Indian capital market watchdog Securities and Exchange Board of India (SEBI) on Thursday announced a slew of key decisions on defaulters, REITs, markets, and rating agencies. To begin with, the SEBI has ushered in the convergence of securities and commodities trading on a single exchange and cleared the listing of security receipts issued by a securitisation and reconstruction company. Here are all key decision by the SEBI in a nutshell:
1. The era of convergence: The SEBI has said all stock and commodity exchanges can facilitate trading in stocks and commodities derivatives from October 2018.
2. Cross-holding cap: The SEBI proposed a 10% cap on cross-shareholding in mutual funds was to avoid conflict of interest. The regulator has decided that any shareholder owning at least 10% stake in an asset management company (AMC) will not be allowed to have 10% or more stake in another mutual fund house. The cross-holding cap is applicable for rating agencies as well. The moves are likely to have an impact on global rating agencies like S&P, Moody’s and Fitch which have significant holdings in domestic agencies besides their direct presence.
3. Settlement notices: To fast-track cases, the SEBI will issue settlement notice to entities undergoing probe against violations like delay in making shareholding disclosures and filing of returns and reports.
4. Loan default disclosure decision deferred: The regulator deferred decisions on making debt defaults by companies public and the Kotak committee recommendations, both of which it felt required deeper consideration. “I must say that the August 2017 default disclosure circular was issued of our own volition. As a concept, it is good, in terms of implementation issues it was discussed at length but it requires further discussions so it has been deferred by the board,” said Sebi chairman Ajay Tyagi.
5. Whatsapp leak investigation: The SEBI said it is investigating the possible leaks of company earnings in social media chatrooms. There were at least 12 cases of prescient messages about major Indian companies being posted in WhatsApp groups limited to traders. “More companies are under the scanner for the leakage of unpublished financial data,” the SEBI said.

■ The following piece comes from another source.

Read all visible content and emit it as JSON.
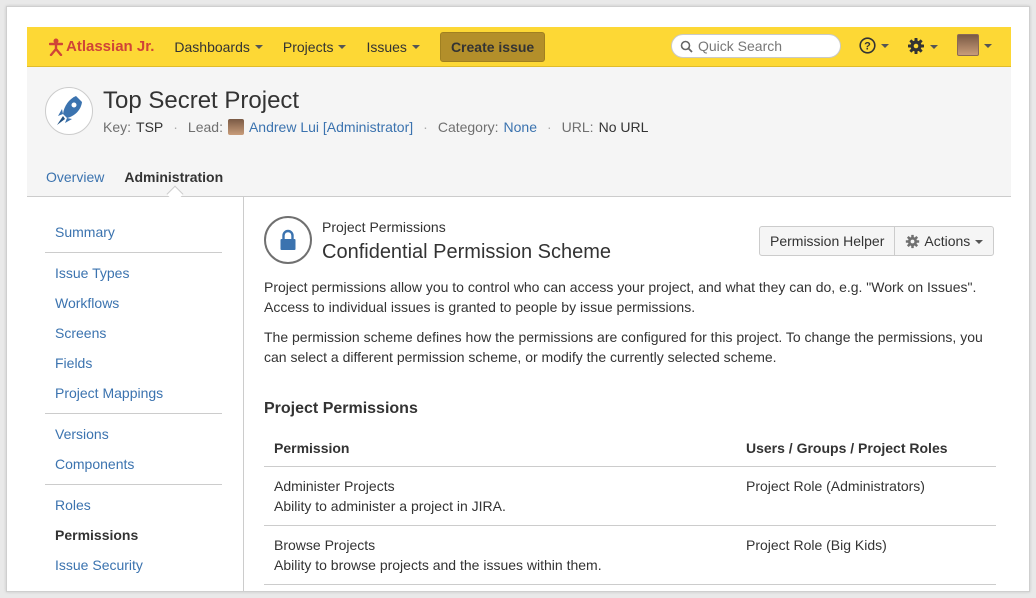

6. Higher net worth: The minimum net worth threshold for the rating agencies has been proposed to be raised to Rs 25 crore from the current level of Rs 5 crore. The move would check the menace of ‘rating shopping’ and ‘pick-and-choose’ approach in their actions. Besides, the promoter of a CRA would have to maintain a minimum shareholding of 26% in the CRA for a period of three years from the date of registration.